Tout se déroulait au mieux. J’étais heureux d’avoir franchis cette nouvelle frontière kényane qui allait me permettre d’aller dans un premier temps à la rencontre des centres d’entrainements de coureurs de fonds légendaires. La route principale venant d’Ouganda était en bon état et je devais encore rouler quelques kilomètres sur celle-ci avant d’aller vers des pistes plus chaotiques.
Soudain dans une bonne descente, je laisse mon vélo caresser allégrement le bitume lorsque des éclats de rires d’enfants attirent mon attention tout en affichant moi-même un sourire amusé. Aussitôt je réponds à leur salut de ma main droite et m’émerveille de cette capacité qu’ont ces gamins à juste rire de tout et de rien. Les rires communicatifs réchauffent l’âme.

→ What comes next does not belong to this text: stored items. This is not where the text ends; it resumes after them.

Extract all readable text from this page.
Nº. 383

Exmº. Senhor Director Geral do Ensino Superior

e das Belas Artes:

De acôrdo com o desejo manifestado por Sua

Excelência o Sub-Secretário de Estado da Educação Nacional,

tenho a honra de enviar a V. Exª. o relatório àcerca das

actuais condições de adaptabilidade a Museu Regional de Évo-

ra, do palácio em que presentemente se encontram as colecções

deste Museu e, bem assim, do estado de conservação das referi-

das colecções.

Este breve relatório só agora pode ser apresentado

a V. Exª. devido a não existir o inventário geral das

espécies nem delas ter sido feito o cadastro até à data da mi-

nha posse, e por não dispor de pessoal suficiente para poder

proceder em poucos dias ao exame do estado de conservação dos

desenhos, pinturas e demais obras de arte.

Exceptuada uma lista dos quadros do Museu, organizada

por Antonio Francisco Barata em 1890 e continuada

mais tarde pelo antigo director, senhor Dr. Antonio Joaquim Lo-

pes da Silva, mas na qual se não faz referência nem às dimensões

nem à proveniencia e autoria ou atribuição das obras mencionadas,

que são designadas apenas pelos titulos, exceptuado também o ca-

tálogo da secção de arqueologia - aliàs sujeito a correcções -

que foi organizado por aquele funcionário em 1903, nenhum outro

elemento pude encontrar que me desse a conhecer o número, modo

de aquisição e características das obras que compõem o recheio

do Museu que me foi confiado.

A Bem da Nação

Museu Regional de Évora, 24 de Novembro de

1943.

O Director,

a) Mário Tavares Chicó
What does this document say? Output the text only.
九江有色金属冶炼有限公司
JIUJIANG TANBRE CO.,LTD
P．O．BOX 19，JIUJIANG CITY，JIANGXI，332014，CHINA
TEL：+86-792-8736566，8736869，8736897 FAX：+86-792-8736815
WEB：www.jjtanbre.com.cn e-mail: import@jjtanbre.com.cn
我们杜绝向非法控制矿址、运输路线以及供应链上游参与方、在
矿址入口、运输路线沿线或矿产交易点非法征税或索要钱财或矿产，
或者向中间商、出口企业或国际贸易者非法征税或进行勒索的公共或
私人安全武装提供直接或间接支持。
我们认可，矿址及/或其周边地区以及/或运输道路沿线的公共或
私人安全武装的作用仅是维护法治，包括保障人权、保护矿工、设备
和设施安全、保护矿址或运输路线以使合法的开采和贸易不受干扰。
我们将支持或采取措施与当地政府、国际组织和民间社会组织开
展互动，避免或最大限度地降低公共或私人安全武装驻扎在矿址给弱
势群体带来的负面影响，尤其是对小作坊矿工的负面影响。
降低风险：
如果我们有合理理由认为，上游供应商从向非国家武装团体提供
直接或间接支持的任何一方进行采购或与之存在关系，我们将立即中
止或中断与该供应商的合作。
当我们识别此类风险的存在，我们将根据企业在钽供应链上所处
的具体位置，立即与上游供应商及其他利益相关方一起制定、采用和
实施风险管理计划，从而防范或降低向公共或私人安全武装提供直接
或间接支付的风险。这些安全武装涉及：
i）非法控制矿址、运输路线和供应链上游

Mais en redirigeant mon regard vers la route j’aperçois trop tard un énorme ralentisseur. Pas le temps de ressaisir mon guidon que me voici déjà dans les airs. La suite immédiate reste floue. Un groupe de gens me « trainent » un peu à l’écart du bitume. Je passe ma main au niveau de ma tempe et m’aperçois que je suis plein de sang. La douleur à la tête est violente. Tout mon côté gauche est endolori mais j’ai le sentiment inquiétant que ma tête va exploser. Je regrette à ce moment-là de ne pas avoir de casque…et pourtant, sans le savoir, c’est probablement ce qui m’a sauvé la vie.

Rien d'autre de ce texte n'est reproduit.